On the other side, Romney and McCain both seemed “entitled” as well, but it didn’t seem to hurt them. Some misogyny indeed.

I mean, they both lost, but running against Obama tends to turn out that way.

Honestly, my problem with Hillary Clinton is that she played the part of the dutiful political wife until she was absolutely sure her husband was finished. Why didn’t she run for president - or for anything, really - in 1992? Was he more qualified than her? If that’s so, what does it say that she wanted lead the country, while not being the first choice for leader in her own home? Is that who America wants for its first female President?

Go find an interview she did with Bill back in the day. The one with the extended “Rodham” spiel.
She’s smug personified.

Seriously I don’t think she was all that smug. She just lacks charisma. I don’t think she’s ever been anymore entitled, smug, or pushy than any other politician. YMM obviously V.

I appreciate the passion and commitment you obviously bring to your support of the Green Party. But you fail to address how this passion and commitment can – and has – set back progress in the areas the party supposedly cares most about.

No one can doubt that the Trump administration was far more damaging to environmental concerns than a Hillary Clinton administration would have been. Yet in 2016 thousands of swing state Green voters chose the perfect over the good – or even the good over the neutral – and helped elect Trump. Voting for their ideals instead of the lesser evil helped the greater evil prevail.

You don’t say what state you live in, and if it’s a safe blue (or red) state, I say go for it. But I will never forgive these swing state Greens.

It was the same idea, but this time it was the Republicans’ doing. Of course, in 1889 the Republicans weren’t much like the Republicans of today, and similarly with the Democrats.
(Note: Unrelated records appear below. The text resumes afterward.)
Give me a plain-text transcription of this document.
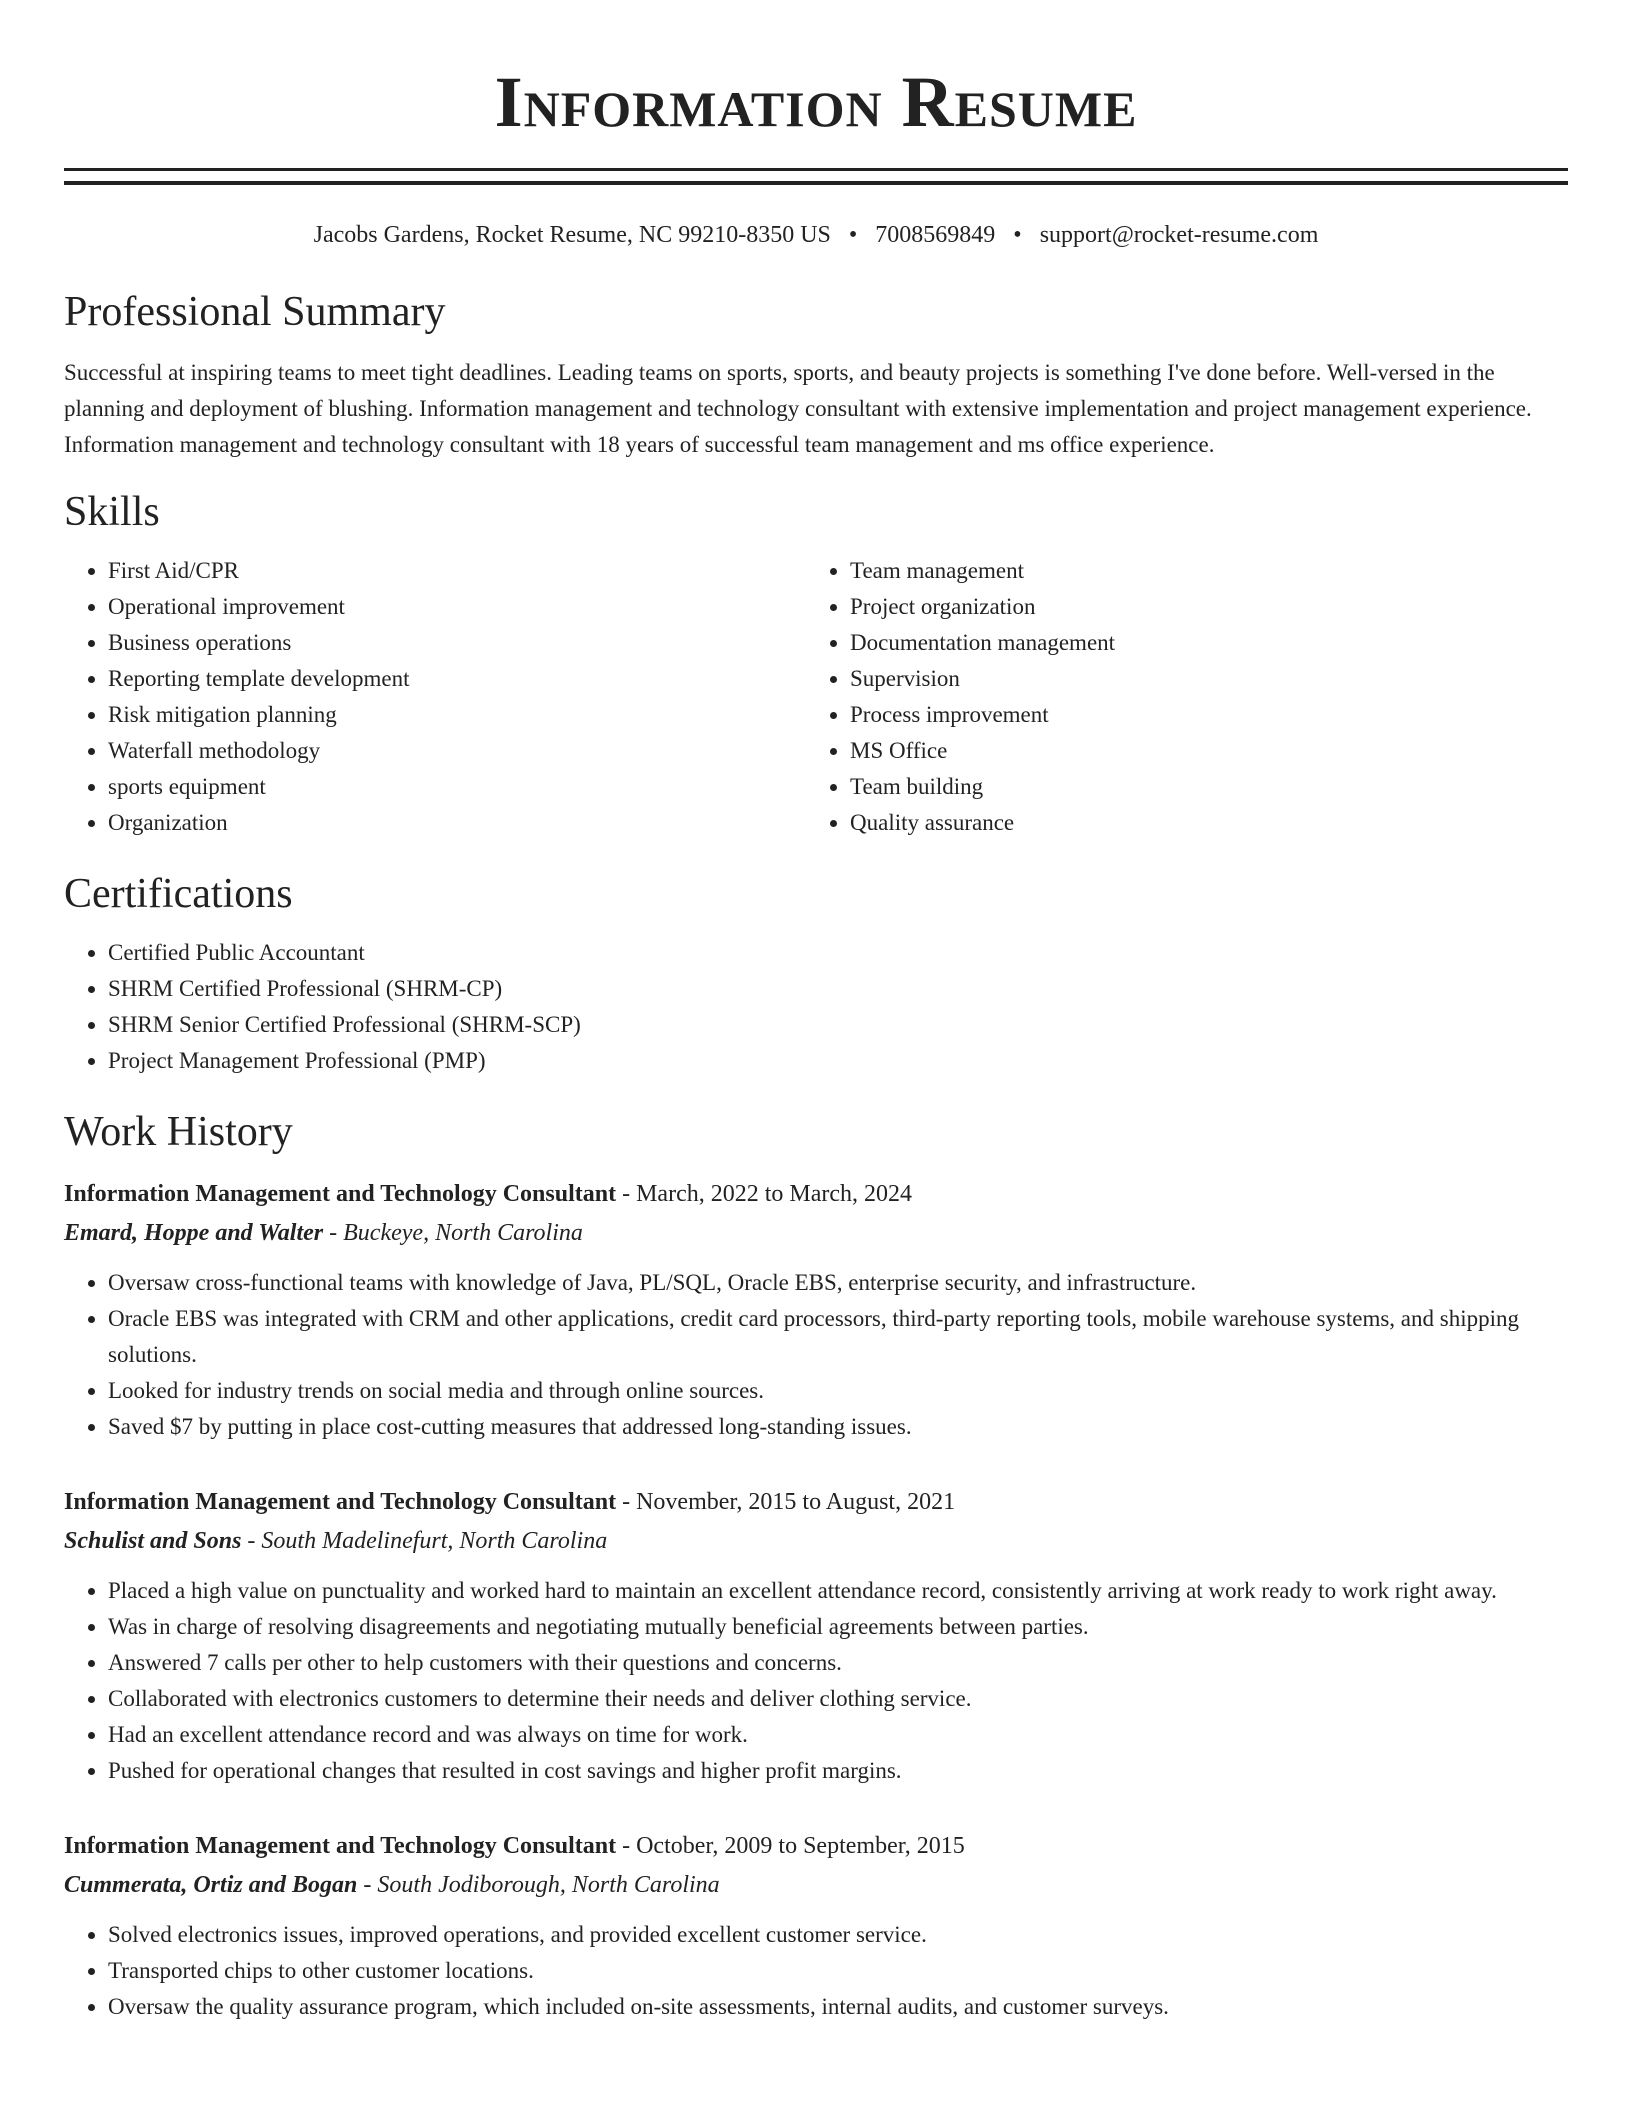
Information Resume
Jacobs Gardens, Rocket Resume, NC 99210-8350 US • 7008569849 • support@rocket-resume.com
Professional Summary

Successful at inspiring teams to meet tight deadlines. Leading teams on sports, sports, and beauty projects is something I've done before. Well-versed in the planning and deployment of blushing. Information management and technology consultant with extensive implementation and project management experience. Information management and technology consultant with 18 years of successful team management and ms office experience.

Skills
• First Aid/CPR
• Operational improvement
• Business operations
• Reporting template development
• Risk mitigation planning
• Waterfall methodology
• sports equipment
• Organization
• Team management
• Project organization
• Documentation management
• Supervision
• Process improvement
• MS Office
• Team building
• Quality assurance
Certifications
• Certified Public Accountant
• SHRM Certified Professional (SHRM-CP)
• SHRM Senior Certified Professional (SHRM-SCP)
• Project Management Professional (PMP)
Work History
Information Management and Technology Consultant - March, 2022 to March, 2024
Emard, Hoppe and Walter - Buckeye, North Carolina
• Oversaw cross-functional teams with knowledge of Java, PL/SQL, Oracle EBS, enterprise security, and infrastructure.
• Oracle EBS was integrated with CRM and other applications, credit card processors, third-party reporting tools, mobile warehouse systems, and shipping solutions.
• Looked for industry trends on social media and through online sources.
• Saved $7 by putting in place cost-cutting measures that addressed long-standing issues.
Information Management and Technology Consultant - November, 2015 to August, 2021
Schulist and Sons - South Madelinefurt, North Carolina
• Placed a high value on punctuality and worked hard to maintain an excellent attendance record, consistently arriving at work ready to work right away.
• Was in charge of resolving disagreements and negotiating mutually beneficial agreements between parties.
• Answered 7 calls per other to help customers with their questions and concerns.
• Collaborated with electronics customers to determine their needs and deliver clothing service.
• Had an excellent attendance record and was always on time for work.
• Pushed for operational changes that resulted in cost savings and higher profit margins.
Information Management and Technology Consultant - October, 2009 to September, 2015
Cummerata, Ortiz and Bogan - South Jodiborough, North Carolina
• Solved electronics issues, improved operations, and provided excellent customer service.
• Transported chips to other customer locations.
• Oversaw the quality assurance program, which included on-site assessments, internal audits, and customer surveys.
Fun fact: when the statehood papers for both Dakotas were brought to President Benjamin Harrison for his signatures, he shuffled them so no one would know which one first became a state.

Both Romney and McCain had to go through a nomination process and defeat multiple candidates from within the party. McCain had to defeat Romney along with others. Whether or not they felt entitled in their hearts wasn’t relevant. They had to earn the nomination. Clinton had no credible party opposition. The party wanted to hand the nomination to her without earning it through a true nomination process. If it wasn’t for a candidate who was an independent right up to the minute he ran she wouldn’t have had to work for the nomination at all.

Well, obviously that means she felt entitled. Seriously, I was OK with Clinton as a candidate, but I would have preferred someone more progressive. However, this constant bitching about how she felt, and thought because of how other people behaved just perplexes me. This stuff happens in both parties regularly. Why was it such an affront to so many people and personal failure on her part this one time?

Misogyny, much of it subconscious. For example:

Honestly, my problem with Hillary Clinton is that she played the part of the dutiful political wife until she was absolutely sure her husband was finished. Why didn’t she run for president - or for anything, really - in 1992? Was he more qualified than her? If that’s so, what does it say that she wanted lead the country, while not being the first choice for leader in her own home? Is that who America wants for its first female President?

Not calling out this poster, because they are a decent person, but this post demonstrates the subtle bigotry women face, even by people who’d never be consciously sexist. If a woman is too self confident, she’s called smug or worse. But if she has any priorities other than her own advancement, then she’s not being a real leader. The needle is often too narrow to thread.

As a practical matter, my default position is to vote for the woman, simply because any woman who’s reached the point of running for office is going to be more competent than any man at the same point.